School rules saying ‘God Bless You’ is not unconstitutional

The Florida high school that told a student not to say “God bless America” during morning announcements after a threat from the American Humanist Association. The district now stands with the student, protecting his free speech, saying that the student did not violate the U.S. Constitution.
“Upon consultation with legal counsel and review of legal advisories, the Nassau County School District has taken the position that a student’s use of the phrase “God Bless America” during the morning announcements at Yulee High School does not violate the Constitution of the United States,” the school district said in a statement.
photo Josh Janssen via Flickr

photo Josh Janssen via Flickr

Nassau County School District spokeswoman Sharyl Wood said the morning script restriction still applies. “The admonition not to add to the script applies to anything,” she said, noting that the students must remain “on-script” during the announcements, essentially preventing the student from saying “God Bless You” again or face penalty.

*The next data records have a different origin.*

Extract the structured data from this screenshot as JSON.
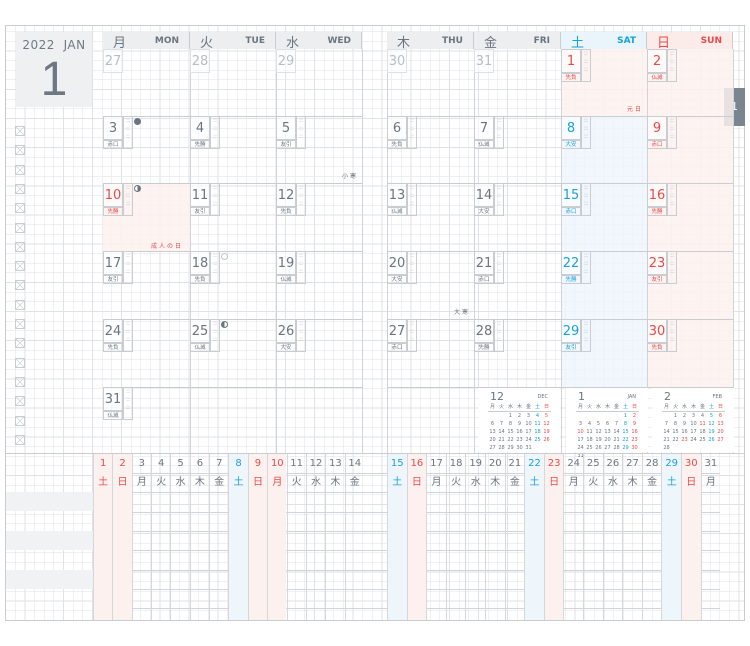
{
  "header": {
    "year": "2022",
    "month_en": "JAN",
    "month_num": "1",
    "tab": "1"
  },
  "weekdays": [
    {
      "jp": "月",
      "en": "MON",
      "type": "wd"
    },
    {
      "jp": "火",
      "en": "TUE",
      "type": "wd"
    },
    {
      "jp": "水",
      "en": "WED",
      "type": "wd"
    },
    {
      "jp": "木",
      "en": "THU",
      "type": "wd"
    },
    {
      "jp": "金",
      "en": "FRI",
      "type": "wd"
    },
    {
      "jp": "土",
      "en": "SAT",
      "type": "sat"
    },
    {
      "jp": "日",
      "en": "SUN",
      "type": "sun"
    }
  ],
  "prev_days": [
    "27",
    "28",
    "29",
    "30",
    "31"
  ],
  "days": [
    {
      "d": "1",
      "rk": "先負",
      "type": "hol",
      "moon": "",
      "note": "元日"
    },
    {
      "d": "2",
      "rk": "仏滅",
      "type": "sun",
      "moon": "",
      "note": ""
    },
    {
      "d": "3",
      "rk": "赤口",
      "type": "wd",
      "moon": "new-moon",
      "note": ""
    },
    {
      "d": "4",
      "rk": "先勝",
      "type": "wd",
      "moon": "",
      "note": ""
    },
    {
      "d": "5",
      "rk": "友引",
      "type": "wd",
      "moon": "",
      "note": "小寒"
    },
    {
      "d": "6",
      "rk": "先負",
      "type": "wd",
      "moon": "",
      "note": ""
    },
    {
      "d": "7",
      "rk": "仏滅",
      "type": "wd",
      "moon": "",
      "note": ""
    },
    {
      "d": "8",
      "rk": "大安",
      "type": "sat",
      "moon": "",
      "note": ""
    },
    {
      "d": "9",
      "rk": "赤口",
      "type": "sun",
      "moon": "",
      "note": ""
    },
    {
      "d": "10",
      "rk": "先勝",
      "type": "hol",
      "moon": "first-quarter",
      "note": "成人の日"
    },
    {
      "d": "11",
      "rk": "友引",
      "type": "wd",
      "moon": "",
      "note": ""
    },
    {
      "d": "12",
      "rk": "先負",
      "type": "wd",
      "moon": "",
      "note": ""
    },
    {
      "d": "13",
      "rk": "仏滅",
      "type": "wd",
      "moon": "",
      "note": ""
    },
    {
      "d": "14",
      "rk": "大安",
      "type": "wd",
      "moon": "",
      "note": ""
    },
    {
      "d": "15",
      "rk": "赤口",
      "type": "sat",
      "moon": "",
      "note": ""
    },
    {
      "d": "16",
      "rk": "先勝",
      "type": "sun",
      "moon": "",
      "note": ""
    },
    {
      "d": "17",
      "rk": "友引",
      "type": "wd",
      "moon": "",
      "note": ""
    },
    {
      "d": "18",
      "rk": "先負",
      "type": "wd",
      "moon": "full-moon",
      "note": ""
    },
    {
      "d": "19",
      "rk": "仏滅",
      "type": "wd",
      "moon": "",
      "note": ""
    },
    {
      "d": "20",
      "rk": "大安",
      "type": "wd",
      "moon": "",
      "note": "大寒"
    },
    {
      "d": "21",
      "rk": "赤口",
      "type": "wd",
      "moon": "",
      "note": ""
    },
    {
      "d": "22",
      "rk": "先勝",
      "type": "sat",
      "moon": "",
      "note": ""
    },
    {
      "d": "23",
      "rk": "友引",
      "type": "sun",
      "moon": "",
      "note": ""
    },
    {
      "d": "24",
      "rk": "先負",
      "type": "wd",
      "moon": "",
      "note": ""
    },
    {
      "d": "25",
      "rk": "仏滅",
      "type": "wd",
      "moon": "last-quarter",
      "note": ""
    },
    {
      "d": "26",
      "rk": "大安",
      "type": "wd",
      "moon": "",
      "note": ""
    },
    {
      "d": "27",
      "rk": "赤口",
      "type": "wd",
      "moon": "",
      "note": ""
    },
    {
      "d": "28",
      "rk": "先勝",
      "type": "wd",
      "moon": "",
      "note": ""
    },
    {
      "d": "29",
      "rk": "友引",
      "type": "sat",
      "moon": "",
      "note": ""
    },
    {
      "d": "30",
      "rk": "先負",
      "type": "sun",
      "moon": "",
      "note": ""
    },
    {
      "d": "31",
      "rk": "仏滅",
      "type": "wd",
      "moon": "",
      "note": ""
    }
  ],
  "timeline_weekdays": [
    "土",
    "日",
    "月",
    "火",
    "水",
    "木",
    "金",
    "土",
    "日",
    "月",
    "火",
    "水",
    "木",
    "金",
    "土",
    "日",
    "月",
    "火",
    "水",
    "木",
    "金",
    "土",
    "日",
    "月",
    "火",
    "水",
    "木",
    "金",
    "土",
    "日",
    "月"
  ],
  "mini_calendars": [
    {
      "num": "12",
      "en": "DEC",
      "offset": 2,
      "days": 31,
      "red": [],
      "heads": [
        "月",
        "火",
        "水",
        "木",
        "金",
        "土",
        "日"
      ]
    },
    {
      "num": "1",
      "en": "JAN",
      "offset": 5,
      "days": 31,
      "red": [
        10
      ],
      "heads": [
        "月",
        "火",
        "水",
        "木",
        "金",
        "土",
        "日"
      ]
    },
    {
      "num": "2",
      "en": "FEB",
      "offset": 1,
      "days": 28,
      "red": [
        11,
        23
      ],
      "heads": [
        "月",
        "火",
        "水",
        "木",
        "金",
        "土",
        "日"
      ]
    }
  ],
  "colors": {
    "red": "#e84a4a",
    "blue": "#1aa0dc",
    "text": "#6b7580",
    "tab": "#7a8590",
    "pink_bg": "#fdf1ef",
    "blue_bg": "#eef6fc"
  }
}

The controversy started when the American Humanist Association sent a six-page letter to the principal at Yulee High School on behalf of two atheist students at the school.
In the letter, the Humanist Association said the phrase “God bless America” is a religious message that “is invidious toward atheists and other nonbelievers,” and that it violates the U.S. Constitution’s First Amendment that “commands a separation of church and state.”
The school district said the complaint filed through the American Humanist Association “should not supersede the right of other students to use the phrase, as it does not promote any religious denomination and is commonly used as an expression of patriotism.”